The Prosecutor Seeks To Be Mayor
Wednesday - August 18, 2010
| Del.icio.us
On a warm August morning two Saturdays ago, three-term Honolulu Prosecutor Peter Carlisle wheeled his Mustang into a parking lot adjacent to the Kalihi-Waena Elementary School cafeteria. A group of 30 Kalihi residents, many of Filipino ethnicity, gathered to hear the former prosecutor-turned-mayoral-aspirant who claims the highest name recognition in the race. Carlisle shook hands, was introduced by Cha Thompson and reported on the state of his campaign.
“We have people sign-waving all across the island this morning,” Carlisle said. “The unions are coming out for us. The most recent poll run by the Republicans has me at 43 percent, 17 percent for Panos and 10 for Caldwell.”
As Carlisle spoke, sweating supporters just in from sign-waving filed into the back of the room. Carlisle’s crimson face showed signs of his own recent road-side duty.
“My first priority as mayor will be to get Honolulu’s fiscal house in order,” he told the crowd. “It’s a huge problem, and we put our children and their children in a deep financial hole if we don’t deal with it.” He promises transparency in telling Honolulu residents how their money is being spent.
Then he turns to rail. “Rail is very important. It will take government funding into the private sector and provide us with jobs. Fifty percent of the members of the Hawaii Carpenters Union (which recently endorsed Carlisle) are unemployed. They’re taking piecemeal work in order to feed their families.

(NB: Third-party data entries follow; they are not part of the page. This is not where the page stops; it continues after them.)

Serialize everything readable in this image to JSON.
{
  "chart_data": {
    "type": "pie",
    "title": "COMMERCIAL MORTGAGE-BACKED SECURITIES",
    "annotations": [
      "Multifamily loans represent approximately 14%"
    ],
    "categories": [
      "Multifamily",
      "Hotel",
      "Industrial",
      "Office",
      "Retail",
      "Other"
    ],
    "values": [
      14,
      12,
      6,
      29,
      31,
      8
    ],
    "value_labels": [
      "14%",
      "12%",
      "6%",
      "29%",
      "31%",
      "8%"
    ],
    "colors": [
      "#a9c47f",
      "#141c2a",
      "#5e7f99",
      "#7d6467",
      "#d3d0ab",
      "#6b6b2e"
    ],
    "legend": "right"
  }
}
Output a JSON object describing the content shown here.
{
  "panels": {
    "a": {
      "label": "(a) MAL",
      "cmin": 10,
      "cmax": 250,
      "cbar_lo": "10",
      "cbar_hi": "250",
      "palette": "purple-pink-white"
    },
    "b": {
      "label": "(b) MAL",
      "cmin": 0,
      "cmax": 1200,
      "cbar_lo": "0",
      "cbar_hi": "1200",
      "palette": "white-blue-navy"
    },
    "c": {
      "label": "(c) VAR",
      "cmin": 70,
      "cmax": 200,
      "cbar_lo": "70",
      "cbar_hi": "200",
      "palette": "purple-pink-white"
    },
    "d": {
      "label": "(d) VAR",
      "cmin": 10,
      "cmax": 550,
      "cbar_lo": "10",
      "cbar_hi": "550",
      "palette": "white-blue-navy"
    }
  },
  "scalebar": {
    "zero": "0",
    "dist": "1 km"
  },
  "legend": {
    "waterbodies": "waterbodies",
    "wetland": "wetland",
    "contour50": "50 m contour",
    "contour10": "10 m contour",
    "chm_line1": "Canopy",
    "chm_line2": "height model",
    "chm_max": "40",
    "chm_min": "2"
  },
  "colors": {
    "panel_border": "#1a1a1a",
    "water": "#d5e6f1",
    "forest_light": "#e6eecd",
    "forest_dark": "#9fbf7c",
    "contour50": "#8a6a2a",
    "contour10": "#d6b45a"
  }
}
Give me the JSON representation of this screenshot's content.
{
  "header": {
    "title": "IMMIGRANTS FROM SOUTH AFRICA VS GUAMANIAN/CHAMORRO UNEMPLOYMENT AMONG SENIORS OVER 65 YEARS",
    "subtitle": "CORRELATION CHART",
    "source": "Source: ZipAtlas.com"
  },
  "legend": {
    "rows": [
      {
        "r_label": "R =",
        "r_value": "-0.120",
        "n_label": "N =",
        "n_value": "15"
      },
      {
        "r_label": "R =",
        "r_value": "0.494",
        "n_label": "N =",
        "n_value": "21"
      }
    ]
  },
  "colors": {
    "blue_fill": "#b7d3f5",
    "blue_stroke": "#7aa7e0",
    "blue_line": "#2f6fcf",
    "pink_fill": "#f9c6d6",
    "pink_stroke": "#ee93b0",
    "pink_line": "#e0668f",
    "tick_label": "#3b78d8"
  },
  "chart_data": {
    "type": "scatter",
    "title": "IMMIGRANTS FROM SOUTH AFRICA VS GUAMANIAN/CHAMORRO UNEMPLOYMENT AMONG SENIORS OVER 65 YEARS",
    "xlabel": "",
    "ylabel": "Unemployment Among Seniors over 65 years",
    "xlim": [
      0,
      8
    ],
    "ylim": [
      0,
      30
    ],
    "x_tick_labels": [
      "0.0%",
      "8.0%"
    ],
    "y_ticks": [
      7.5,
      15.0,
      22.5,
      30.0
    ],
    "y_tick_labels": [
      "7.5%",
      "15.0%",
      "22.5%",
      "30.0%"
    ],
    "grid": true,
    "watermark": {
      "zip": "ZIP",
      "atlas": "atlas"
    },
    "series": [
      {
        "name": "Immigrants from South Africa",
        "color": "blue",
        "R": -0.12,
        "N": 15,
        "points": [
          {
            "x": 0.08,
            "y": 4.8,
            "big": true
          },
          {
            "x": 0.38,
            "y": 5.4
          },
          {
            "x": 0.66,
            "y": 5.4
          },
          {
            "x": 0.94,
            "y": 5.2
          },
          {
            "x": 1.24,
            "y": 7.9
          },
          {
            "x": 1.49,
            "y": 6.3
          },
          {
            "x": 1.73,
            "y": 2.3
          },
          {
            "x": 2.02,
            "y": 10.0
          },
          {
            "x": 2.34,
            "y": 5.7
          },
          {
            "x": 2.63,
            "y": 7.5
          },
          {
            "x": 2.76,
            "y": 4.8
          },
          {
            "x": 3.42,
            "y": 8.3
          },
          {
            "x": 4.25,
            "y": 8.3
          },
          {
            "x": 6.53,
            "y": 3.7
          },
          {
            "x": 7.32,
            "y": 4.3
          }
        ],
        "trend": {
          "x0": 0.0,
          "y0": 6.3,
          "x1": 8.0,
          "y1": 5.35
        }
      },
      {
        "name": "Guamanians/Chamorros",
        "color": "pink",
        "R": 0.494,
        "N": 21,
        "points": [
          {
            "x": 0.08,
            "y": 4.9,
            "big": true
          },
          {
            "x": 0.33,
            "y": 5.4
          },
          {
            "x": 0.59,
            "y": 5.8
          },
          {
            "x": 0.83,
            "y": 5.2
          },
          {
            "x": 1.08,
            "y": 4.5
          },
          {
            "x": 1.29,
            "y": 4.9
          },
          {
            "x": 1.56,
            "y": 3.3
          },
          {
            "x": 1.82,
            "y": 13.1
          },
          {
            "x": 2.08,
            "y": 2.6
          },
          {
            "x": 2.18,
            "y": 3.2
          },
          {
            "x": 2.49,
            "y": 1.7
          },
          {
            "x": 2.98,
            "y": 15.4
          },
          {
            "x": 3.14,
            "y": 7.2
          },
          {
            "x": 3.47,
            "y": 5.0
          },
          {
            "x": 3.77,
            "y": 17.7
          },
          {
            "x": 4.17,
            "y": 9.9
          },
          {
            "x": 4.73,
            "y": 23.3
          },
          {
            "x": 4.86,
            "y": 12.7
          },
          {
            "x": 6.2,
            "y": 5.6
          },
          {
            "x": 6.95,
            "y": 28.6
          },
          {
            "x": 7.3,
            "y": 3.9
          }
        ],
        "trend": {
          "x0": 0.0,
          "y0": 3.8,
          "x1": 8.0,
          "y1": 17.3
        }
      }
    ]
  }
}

“The more we delay rail, the more we’ll have to pay in the future. It gives us a golden opportunity. I’m of the baby boomer generation. Our parents made the world a better place for us. But now we have to think beyond ourselves - not allow ourselves to become known as the selfish generation. Rail gives us an opportunity to create a more modern, more vital city for ourselves and future generations.”
Carlisle boasted of his accomplishments as prosecutor - that on his watch “crime rates were cut to historic lows. For the past three years, Honolulu has been the safest big city in the country.”
Carlisle answered a query about how rail riders will get to the stations: “Buses will get you there. We need to improve the present bus system. Buses do short hauls well; long hauls are what buses don’t do well. We need an integrated transit system of which the spinal column is rail.”
A representative from the sheet metal union asked about homelessness. “Homelessness is like the common cold,” Carlisle replied. “You can control it, but you can’t cure it.” He prescribed temporary shelters, assistance for homeless children, retraining for the unemployed and intervention for the addicted.
“We have to get the homeless or mentally ill on meds and keep them on them.”
Carlisle also endorses the creation of safe zones for the homeless, but he warns that ACLU types may push back, claiming that safe zones constitute an infringement on the rights of the homeless. Carlisle dodged a question on civil unions as “not on my agenda, not a priority of the city.” On a fireworks ban, he opined that “we won’t get rid of all of them, but that we should head in that direction.”
He also feels that politicians become too enamored with “sexy projects. I did TheBus. I did TheRail. They want to name them. But maintenance is necessary, and we haven’t devoted enough of our effort to it. Maintenance isn’t sexy. It’s not the pyramid that I built.”
But, Carlisle would argue, they’re pyramids that must be maintained.